Sweetin, who was recruited for the position rather than pursuing it, adds that he'll be traveling back and forth between Colorado and Virginia over the next few months before settling back east, probably in September.

While Sweetin came to Denver's DEA office in July 2002 and took over as special agent in charge in January 2003, he truly came into the public's consciousness last February following the arrest of Highlands Ranch's Chris Bartkowicz, who'd shown off his home grow to a 9News reporter. In reference to the Bartkowicz raid, Sweetin told the Denver Post:

"We're still going to continue to investigate and arrest people... Technically, every dispensary in the state is in blatant violation of federal law. The time is coming when we go into a dispensary, we find out what their profit is, we seize the building and we arrest everybody. They're violating federal law; they're at risk of arrest and imprisonment."

In a subsequent interview with Westword, Sweetin was much less strident, stressing that "we are not declaring war on dispensaries." But he's remained a lightning rod for the MMJ community, whose members see him as contradicting the spirit of an October 2009 Obama administration memo directing feds not to spend resources going after operations in states where medical marijuana has been legalized so long as the individuals and businesses in question are obeying local laws.

If MMJ supporters conclude that their complaints about Sweetin prompted him to be removed from the Colorado office, "it certainly wouldn't surprise me," he says. "Everything gets spun."

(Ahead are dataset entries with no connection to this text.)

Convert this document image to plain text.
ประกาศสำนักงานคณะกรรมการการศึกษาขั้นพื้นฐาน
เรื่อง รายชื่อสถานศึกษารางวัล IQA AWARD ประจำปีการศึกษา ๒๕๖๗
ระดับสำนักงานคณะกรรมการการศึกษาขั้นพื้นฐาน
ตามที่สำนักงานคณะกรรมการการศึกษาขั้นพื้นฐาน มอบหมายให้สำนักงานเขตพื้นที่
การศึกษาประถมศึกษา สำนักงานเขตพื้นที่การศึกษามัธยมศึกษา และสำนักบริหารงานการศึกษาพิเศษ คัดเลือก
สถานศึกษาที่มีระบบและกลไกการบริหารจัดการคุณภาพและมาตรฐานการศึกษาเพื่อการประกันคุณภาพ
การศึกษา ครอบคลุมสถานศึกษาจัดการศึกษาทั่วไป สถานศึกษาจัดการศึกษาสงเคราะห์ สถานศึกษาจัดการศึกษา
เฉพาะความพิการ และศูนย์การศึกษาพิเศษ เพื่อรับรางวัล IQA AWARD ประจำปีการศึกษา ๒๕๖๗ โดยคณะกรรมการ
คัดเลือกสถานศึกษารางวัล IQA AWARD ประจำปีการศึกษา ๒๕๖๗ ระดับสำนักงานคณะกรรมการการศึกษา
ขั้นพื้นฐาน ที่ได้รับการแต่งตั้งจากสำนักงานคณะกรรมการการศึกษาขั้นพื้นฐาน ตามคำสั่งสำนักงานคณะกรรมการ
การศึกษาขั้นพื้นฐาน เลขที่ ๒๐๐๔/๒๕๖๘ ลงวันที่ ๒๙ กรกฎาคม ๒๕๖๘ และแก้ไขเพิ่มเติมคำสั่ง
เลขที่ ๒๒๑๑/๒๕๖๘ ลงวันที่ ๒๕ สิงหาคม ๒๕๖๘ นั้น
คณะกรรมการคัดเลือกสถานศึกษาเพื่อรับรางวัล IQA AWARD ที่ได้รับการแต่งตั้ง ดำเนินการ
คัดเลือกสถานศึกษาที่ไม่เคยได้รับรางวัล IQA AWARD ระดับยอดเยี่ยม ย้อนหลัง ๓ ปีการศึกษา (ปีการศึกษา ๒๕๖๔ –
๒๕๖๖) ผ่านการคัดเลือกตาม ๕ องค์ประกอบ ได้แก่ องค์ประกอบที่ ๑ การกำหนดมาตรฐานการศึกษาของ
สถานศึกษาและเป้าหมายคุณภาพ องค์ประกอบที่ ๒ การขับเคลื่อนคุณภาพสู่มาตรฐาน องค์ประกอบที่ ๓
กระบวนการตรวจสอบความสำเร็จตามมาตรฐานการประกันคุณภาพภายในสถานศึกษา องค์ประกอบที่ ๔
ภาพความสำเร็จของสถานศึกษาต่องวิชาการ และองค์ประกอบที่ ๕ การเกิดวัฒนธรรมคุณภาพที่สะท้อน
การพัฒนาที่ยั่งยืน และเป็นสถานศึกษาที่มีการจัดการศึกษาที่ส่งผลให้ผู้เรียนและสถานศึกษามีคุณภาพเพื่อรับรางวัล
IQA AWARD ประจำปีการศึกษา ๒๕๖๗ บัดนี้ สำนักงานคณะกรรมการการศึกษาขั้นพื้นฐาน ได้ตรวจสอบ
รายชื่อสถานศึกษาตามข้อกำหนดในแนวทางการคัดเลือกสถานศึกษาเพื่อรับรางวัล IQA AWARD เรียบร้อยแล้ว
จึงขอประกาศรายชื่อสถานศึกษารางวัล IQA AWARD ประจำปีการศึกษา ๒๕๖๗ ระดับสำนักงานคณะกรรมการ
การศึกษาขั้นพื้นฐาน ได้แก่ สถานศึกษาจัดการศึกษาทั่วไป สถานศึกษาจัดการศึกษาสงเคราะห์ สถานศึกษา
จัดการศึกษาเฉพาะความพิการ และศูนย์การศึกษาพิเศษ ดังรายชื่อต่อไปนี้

As for his responses to this theory, "one of them would be that if everybody in that industry who wants marijuana to be available to everyone is happy with me, that's a bad sign. The fact that there's some frustration -- and I get that there is -- is probably a good sign, because it means we've continued to do our mission.

"And I'd also say that if I was being moved because of those comments, it probably would have happened back when people were calling me 'rogue' -- but that issue seems to have died down a little bit. And I don't flatter myself into thinking that the president moved me. I don't think I'm on his radar screen. And most people aren't punished by being promoted. I don't think they'd have me training the next generation of new agents otherwise."

The next person to be handed the Denver gig should be prepared for the spotlight, Sweetin believes:

"In all the fourteen states with medical marijuana laws, I think if you're running the DEA operation, it can be extremely high profile, whether you want it to be or not. But it depends on the community. The office here also works in Montana, which has medical marijuana, too, and most people in Montana have never heard of me. So it depends on how the media reacts, how the dispensary industry reacts, and where they get their information. But I'd say Colorado will continue to be a place where the DEA special agent in charge will have a hard time not being high profile."

But a few months from now, that'll be someone else's problem.